Por qué un auto chocado puede parecer intacto
La chapa y pintura moderna es muy buena. Un taller de chapa experimentado puede dejar un panel golpeado prácticamente indistinguible a simple vista. El problema es que la reparación estética no siempre incluye enderezar correctamente el chasis o reemplazar componentes de seguridad que se activaron o deformaron (como los puntos de anclaje de los airbags o las barras de refuerzo). El auto "se ve bien" pero no responde igual en un impacto.

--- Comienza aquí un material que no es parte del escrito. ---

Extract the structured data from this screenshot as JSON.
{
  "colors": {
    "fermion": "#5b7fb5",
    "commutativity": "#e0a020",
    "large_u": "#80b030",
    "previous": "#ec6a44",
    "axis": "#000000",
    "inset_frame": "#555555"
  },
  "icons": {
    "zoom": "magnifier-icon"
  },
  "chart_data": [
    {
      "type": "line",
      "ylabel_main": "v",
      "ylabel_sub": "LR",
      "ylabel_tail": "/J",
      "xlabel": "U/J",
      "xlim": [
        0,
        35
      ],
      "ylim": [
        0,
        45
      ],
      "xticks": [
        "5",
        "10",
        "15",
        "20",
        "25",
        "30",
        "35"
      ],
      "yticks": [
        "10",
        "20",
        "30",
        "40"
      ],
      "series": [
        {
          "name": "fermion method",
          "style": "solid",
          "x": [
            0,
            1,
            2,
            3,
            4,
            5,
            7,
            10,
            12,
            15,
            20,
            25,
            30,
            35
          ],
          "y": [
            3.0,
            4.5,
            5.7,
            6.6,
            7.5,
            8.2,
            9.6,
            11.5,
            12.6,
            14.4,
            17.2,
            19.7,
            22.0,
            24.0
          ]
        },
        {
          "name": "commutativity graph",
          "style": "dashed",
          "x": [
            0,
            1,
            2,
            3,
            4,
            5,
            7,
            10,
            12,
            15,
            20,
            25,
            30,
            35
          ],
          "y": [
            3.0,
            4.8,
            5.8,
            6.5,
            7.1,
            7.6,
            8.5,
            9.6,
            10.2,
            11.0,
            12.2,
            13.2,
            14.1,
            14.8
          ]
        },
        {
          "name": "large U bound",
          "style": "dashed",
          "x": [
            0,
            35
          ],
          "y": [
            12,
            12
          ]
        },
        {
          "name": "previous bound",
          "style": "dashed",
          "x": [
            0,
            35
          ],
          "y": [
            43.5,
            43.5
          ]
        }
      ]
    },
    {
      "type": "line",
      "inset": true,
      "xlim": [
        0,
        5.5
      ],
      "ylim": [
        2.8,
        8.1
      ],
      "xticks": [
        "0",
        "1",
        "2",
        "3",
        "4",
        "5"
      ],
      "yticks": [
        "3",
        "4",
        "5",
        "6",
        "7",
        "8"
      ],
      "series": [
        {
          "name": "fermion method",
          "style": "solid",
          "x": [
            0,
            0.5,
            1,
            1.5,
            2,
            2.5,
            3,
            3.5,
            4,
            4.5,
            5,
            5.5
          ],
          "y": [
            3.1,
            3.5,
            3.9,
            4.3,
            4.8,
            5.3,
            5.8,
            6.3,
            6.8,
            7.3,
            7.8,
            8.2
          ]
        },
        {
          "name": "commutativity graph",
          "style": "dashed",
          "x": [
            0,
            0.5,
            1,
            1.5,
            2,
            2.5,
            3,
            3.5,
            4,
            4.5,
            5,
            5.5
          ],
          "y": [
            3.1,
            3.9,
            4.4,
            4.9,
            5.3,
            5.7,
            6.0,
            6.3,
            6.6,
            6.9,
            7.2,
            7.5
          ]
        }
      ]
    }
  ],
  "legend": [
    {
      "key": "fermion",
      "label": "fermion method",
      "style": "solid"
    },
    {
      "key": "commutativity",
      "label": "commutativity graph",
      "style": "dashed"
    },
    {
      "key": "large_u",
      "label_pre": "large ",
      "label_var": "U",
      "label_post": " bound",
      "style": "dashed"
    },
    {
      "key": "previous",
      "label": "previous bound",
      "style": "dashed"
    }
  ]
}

Señales físicas de que un auto fue chocado
- Diferencias de color o textura entre paneles: la pintura de fábrica y la de un repintado nunca son 100% idénticas, especialmente con luz solar directa o a contraluz
- Espacios irregulares (gaps) entre puertas, capot, baúl y guardabarros: de fábrica estos espacios son perfectamente parejos. Si un panel quedó más separado o más juntado que el resto, fue removido y reinstalado
- Tornillos con marcas de destornillador o llave en zonas que de fábrica vienen selladas o pintadas junto con el resto de la carrocería
- Silicona o masilla visible en las uniones, o bordes de paneles menos definidos de lo normal
- Adhesivos de fábrica (VIN, códigos de pintura) faltantes, despegados o con la tipografía distinta en alguna puerta o panel específico
- Alfombras, tapizados o plásticos interiores nuevos en un auto "usado": puede indicar que se reemplazaron por daño en un choque
- Olor a pintura fresca o a pegamento en el interior de un auto que supuestamente no fue pintado recientemente
- El auto tira hacia un lado al andar derecho, o los neumáticos tienen desgaste irregular: puede indicar un chasis desalineado por un impacto
Qué revisar debajo del auto y en el motor
Un impacto fuerte en la parte delantera o trasera suele dejar marcas en zonas que el vendedor no puede disimular tan fácilmente. Con el auto sobre una fosa o elevador, revisá: soldaduras nuevas o distintas a las de fábrica en el chasis, dobleces o arrugas en largueros y paragolpes internos, manguitos o cables sujetos con precariedad (señal de que se desarmó todo el frente), y el estado del radiador y condensador — si son nuevos en un auto viejo, puede haber habido un impacto frontal.
El diagnóstico OBD2 también ayuda
Un escaneo OBD2 completo puede mostrar códigos de error relacionados con el sistema de airbags (SRS) que no se resetearon correctamente después de un choque, o sensores de impacto con fallas. Si el escáner muestra códigos de airbag almacenados o el sistema SRS no puede verificarse correctamente, es una señal seria de que el auto tuvo un accidente donde los airbags se activaron o casi se activaron.
Consultá el historial antes de ver el auto
Si el auto tiene historial registrado en DataCarPro, podés consultarlo por patente o VIN en el portal público antes de coordinar una visita. Si hubo una reparación de chapa importante registrada por un taller, la vas a ver con fecha, detalle del trabajo y costo. No todos los talleres registran cada reparación de chapa, pero si aparece algo, es información real — no la palabra del vendedor.
Combinar la inspección física, el diagnóstico OBD2 y la consulta del historial digital es la forma más completa de protegerte antes de una compra que, en Uruguay, suele ser una de las inversiones más grandes después de una vivienda.